O secretário-geral da Aladi (Associação Latino-Americana de Integração), Sergio Abreu, alertou nesta quinta-feira (10.12.2020) sobre a "crise na convergência dos acordos comerciais na região" e lamentou que o comércio intra-Mercosul represente apenas 11% do total, em comparação com 50% no Leste Asiático e 62% na União Europeia (UE).
O especialista Félix Peña também destacou o “amplo campo de oportunidades” que os acordos de livre comércio podem abrir, como o assinado no mês passado por 15 países asiáticos, durante um encontro virtual organizado pela Câmara de Comércio e Serviços Argentina para marcar o 40º aniversário da o Tratado de Montevidéu, que criou a ALADI.
Abreu, ex-senador do Partido Nacional do Uruguai, destacou a crescente "irrelevância política" da região, no contexto da "crise do multilateralismo" durante a presidência de Donald Trump nos Estados Unidos, que incluiu a retirada do Acordo de Paris.
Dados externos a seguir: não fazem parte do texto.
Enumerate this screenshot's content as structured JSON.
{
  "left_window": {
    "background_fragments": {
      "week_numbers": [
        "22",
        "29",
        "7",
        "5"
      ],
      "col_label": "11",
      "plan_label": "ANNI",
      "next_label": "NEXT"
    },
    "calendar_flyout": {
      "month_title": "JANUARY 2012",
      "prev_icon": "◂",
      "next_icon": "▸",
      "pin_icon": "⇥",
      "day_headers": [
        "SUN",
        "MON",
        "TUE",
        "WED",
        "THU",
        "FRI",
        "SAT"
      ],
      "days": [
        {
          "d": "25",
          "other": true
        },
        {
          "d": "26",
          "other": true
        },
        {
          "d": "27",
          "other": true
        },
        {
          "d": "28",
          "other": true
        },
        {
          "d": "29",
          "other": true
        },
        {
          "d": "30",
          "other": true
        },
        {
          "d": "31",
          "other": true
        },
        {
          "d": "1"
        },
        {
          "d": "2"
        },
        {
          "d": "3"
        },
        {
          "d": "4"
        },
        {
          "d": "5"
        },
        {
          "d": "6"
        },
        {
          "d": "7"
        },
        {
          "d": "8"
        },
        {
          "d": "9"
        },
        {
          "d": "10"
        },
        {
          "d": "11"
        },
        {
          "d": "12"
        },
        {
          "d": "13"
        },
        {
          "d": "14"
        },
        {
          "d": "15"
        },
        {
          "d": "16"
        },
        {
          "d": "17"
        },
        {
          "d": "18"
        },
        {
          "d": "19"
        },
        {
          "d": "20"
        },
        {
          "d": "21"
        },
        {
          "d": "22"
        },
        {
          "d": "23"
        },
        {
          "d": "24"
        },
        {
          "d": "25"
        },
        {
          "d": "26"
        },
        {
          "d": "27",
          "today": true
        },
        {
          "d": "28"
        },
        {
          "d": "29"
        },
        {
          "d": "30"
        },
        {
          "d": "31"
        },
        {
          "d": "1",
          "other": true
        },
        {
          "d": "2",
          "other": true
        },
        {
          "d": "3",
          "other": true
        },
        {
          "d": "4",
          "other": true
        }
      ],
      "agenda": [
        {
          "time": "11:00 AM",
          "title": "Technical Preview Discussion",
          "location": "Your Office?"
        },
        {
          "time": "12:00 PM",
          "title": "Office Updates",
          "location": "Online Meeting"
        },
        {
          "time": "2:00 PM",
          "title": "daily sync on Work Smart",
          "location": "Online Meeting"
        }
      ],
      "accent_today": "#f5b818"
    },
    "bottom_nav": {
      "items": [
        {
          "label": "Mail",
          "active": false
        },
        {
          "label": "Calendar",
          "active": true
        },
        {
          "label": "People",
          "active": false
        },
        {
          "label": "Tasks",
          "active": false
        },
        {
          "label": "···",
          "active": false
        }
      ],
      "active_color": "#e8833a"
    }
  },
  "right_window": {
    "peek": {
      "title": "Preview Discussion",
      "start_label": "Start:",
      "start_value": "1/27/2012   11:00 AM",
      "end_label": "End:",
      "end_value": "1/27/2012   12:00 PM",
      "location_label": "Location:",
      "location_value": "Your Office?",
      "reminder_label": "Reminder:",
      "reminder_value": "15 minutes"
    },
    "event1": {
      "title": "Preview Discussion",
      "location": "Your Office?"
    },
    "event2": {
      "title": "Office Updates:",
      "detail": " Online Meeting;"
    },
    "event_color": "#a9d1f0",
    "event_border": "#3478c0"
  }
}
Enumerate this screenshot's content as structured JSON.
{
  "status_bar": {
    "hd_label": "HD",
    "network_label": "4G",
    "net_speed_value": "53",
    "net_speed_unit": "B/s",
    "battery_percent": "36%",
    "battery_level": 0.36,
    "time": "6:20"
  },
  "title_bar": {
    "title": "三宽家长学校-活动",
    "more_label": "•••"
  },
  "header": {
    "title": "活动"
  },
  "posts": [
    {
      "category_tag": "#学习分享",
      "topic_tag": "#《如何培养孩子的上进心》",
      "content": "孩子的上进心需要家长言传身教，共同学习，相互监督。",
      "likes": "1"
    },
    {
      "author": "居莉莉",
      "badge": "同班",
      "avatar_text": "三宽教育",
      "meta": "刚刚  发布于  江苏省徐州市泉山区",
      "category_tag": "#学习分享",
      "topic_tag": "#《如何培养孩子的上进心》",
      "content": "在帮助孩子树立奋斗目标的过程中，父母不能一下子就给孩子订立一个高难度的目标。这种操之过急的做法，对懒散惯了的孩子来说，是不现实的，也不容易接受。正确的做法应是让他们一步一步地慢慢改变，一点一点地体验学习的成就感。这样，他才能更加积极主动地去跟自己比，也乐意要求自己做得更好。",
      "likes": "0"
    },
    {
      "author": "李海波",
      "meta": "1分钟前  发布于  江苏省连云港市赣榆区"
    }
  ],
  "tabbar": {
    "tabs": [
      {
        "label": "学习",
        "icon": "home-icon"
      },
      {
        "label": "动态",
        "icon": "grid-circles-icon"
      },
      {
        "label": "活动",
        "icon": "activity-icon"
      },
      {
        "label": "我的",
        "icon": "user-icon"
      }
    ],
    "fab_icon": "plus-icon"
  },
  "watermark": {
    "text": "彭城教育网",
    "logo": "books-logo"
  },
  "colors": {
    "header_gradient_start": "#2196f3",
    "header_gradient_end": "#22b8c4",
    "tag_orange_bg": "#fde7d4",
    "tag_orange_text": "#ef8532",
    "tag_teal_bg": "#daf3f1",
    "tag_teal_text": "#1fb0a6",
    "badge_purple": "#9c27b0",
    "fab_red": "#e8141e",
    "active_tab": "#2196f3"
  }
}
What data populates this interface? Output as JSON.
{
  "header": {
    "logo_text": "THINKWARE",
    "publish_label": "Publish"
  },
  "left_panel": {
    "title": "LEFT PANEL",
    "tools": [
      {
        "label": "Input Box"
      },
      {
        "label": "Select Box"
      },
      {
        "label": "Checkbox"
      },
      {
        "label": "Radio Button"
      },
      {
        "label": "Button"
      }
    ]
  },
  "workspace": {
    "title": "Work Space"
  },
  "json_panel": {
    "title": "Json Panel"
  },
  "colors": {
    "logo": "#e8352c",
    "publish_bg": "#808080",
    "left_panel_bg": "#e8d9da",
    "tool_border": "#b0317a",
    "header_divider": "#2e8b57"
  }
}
Acordo e não nomeação para o Tribunal de Apelações da OMC (Organização Mundial do Comércio).
"Atualmente, há comércio administrado, com os EUA e a China fazendo concessões mútuas, e a UE como o elo fraco, em um novo cenário em que dois terços do comércio mundial são intraempresariais", disse o chefe da Aladi.
Ele então ressaltou que 60% dos produtos exportados são semiacabados, o que torna estratégica a entrada nas cadeias de valor.
Abreu mencionou os desafios colocados pelo avanço da China, o primeiro exportador mundial de bens e o terceiro de serviços, “com 1.200 mil milhões de habitantes e um sistema capitalista de partido único, o que lhe permite evitar os perigos de interrupção de curso devido a mudanças no Governo".
Neste contexto, a América Latina tem que enfrentar a questão social, já que é a “zona mais desigual do planeta: apesar de ser uma reserva de alimentos e recursos naturais, 6 em cada 10 habitantes vivem na pobreza e até passam fome”, afirmou. . .
«A crise de integração foi agravada pelo impacto da Covid-19, com o encerramento de milhões de empresas este ano e a perda de mais de 9 milhões de empregos.»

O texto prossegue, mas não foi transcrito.